The interaction between Cp∗RuH(dppe) and a series of proton donors (HA) of increasing strength: CFH2CH2OH (MFE), CF3CH2OH (TFE), (CF3)2CHOH (HFIP), p-nitrophenol, CF3COOH and HBF4 has been investigated spectroscopically by variable-temperature IR, UV–Vis, and NMR spectroscopy in solvents of differing polarity (n-hexane, dichloromethane and their mixture).

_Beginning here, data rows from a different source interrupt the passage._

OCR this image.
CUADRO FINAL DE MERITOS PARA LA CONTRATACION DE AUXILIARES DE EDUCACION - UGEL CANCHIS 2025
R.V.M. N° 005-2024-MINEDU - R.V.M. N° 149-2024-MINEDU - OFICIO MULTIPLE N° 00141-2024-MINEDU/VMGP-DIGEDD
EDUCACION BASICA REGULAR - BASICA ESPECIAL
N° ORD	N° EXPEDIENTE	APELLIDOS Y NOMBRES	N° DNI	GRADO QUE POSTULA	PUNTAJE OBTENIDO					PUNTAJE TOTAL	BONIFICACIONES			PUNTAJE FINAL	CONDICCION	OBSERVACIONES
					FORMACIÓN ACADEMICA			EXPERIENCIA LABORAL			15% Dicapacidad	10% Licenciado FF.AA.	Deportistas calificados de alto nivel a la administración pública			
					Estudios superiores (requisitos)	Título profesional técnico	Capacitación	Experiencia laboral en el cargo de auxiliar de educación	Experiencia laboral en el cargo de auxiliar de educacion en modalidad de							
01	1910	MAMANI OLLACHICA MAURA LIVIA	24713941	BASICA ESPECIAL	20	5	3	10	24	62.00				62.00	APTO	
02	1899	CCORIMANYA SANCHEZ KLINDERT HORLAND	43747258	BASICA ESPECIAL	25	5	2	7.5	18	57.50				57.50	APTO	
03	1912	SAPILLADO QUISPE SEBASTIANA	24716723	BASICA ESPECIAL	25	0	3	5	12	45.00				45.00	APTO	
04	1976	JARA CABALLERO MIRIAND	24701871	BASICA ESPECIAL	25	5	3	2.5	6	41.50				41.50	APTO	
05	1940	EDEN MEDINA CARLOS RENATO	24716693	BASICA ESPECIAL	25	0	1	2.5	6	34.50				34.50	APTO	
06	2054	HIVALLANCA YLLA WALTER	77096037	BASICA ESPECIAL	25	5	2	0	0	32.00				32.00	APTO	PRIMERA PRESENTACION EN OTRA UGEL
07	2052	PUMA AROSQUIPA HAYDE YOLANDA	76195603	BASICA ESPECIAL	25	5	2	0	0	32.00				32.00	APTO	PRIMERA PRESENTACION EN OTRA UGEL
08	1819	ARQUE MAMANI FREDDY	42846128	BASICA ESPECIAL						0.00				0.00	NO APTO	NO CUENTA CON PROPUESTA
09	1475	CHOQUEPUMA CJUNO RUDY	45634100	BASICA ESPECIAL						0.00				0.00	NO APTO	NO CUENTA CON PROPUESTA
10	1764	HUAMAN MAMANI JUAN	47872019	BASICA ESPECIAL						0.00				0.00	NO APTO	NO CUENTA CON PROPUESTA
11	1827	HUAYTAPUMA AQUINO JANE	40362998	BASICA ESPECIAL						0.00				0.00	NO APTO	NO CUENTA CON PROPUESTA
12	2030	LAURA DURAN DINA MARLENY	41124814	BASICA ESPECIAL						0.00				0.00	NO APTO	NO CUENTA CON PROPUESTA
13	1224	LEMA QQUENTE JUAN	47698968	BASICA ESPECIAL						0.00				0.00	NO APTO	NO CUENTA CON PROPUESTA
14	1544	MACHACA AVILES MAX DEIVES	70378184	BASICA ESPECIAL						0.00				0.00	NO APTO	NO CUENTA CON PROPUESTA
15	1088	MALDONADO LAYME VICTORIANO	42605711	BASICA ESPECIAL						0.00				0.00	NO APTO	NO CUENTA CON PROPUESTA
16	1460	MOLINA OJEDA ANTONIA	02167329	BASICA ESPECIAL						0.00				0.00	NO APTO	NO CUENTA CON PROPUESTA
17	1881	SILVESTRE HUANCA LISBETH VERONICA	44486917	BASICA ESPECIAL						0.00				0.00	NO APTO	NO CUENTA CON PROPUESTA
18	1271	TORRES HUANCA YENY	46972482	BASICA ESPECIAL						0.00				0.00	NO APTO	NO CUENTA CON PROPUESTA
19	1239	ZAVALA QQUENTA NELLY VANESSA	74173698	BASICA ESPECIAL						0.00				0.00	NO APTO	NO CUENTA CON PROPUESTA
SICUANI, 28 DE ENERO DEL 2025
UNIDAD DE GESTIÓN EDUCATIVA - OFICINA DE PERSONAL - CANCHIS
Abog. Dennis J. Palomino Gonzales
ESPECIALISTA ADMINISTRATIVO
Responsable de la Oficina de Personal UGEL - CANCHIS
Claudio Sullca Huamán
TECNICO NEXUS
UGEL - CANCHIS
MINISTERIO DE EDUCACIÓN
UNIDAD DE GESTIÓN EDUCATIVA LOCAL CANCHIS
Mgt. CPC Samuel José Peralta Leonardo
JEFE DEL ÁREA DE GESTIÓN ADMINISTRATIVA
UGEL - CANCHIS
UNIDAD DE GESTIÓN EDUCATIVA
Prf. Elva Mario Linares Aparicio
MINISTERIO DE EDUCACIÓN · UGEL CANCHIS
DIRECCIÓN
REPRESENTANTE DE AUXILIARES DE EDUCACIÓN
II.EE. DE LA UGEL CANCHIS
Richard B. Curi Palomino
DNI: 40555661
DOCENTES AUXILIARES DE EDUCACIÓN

The low-temperature IR study shows the establishment of a hydrogen-bond which involves the hydride ligand as the proton accepting site. The basicity factor Ej for the hydride was found to be 1.39. All techniques indicate that an equilibrium exists between the dihydrogen-bonded complex and the cationic dihydrogen complex, [Cp∗Ru(η2-H2)(dppe)]+, the formation of which is shown here for the first time. The proton transfer from HFIP is characterized by ΔH∘ = −8.1 ± 0.6 kcal mol−1 and ΔS∘ = −17 ± 3 eu. The activation parameters for the subsequent irreversible isomerization leading to the classical dihydride complex, [Cp∗Ru(H)2(dppe)]+, are ΔH‡ = 20.9 ± 0.8 kcal mol−1 and ΔS‡ = 9 ± 3 eu as determined from 1H NMR spectroscopy for protonation by HBF4. Computational results at the DFT/B3PW91 level confirm the experimentally observed hydride basicity increase on descending the Group from iron to ruthenium and also the formation of the non-classical complex as an intermediate, prior to the thermodynamically favored dihydride.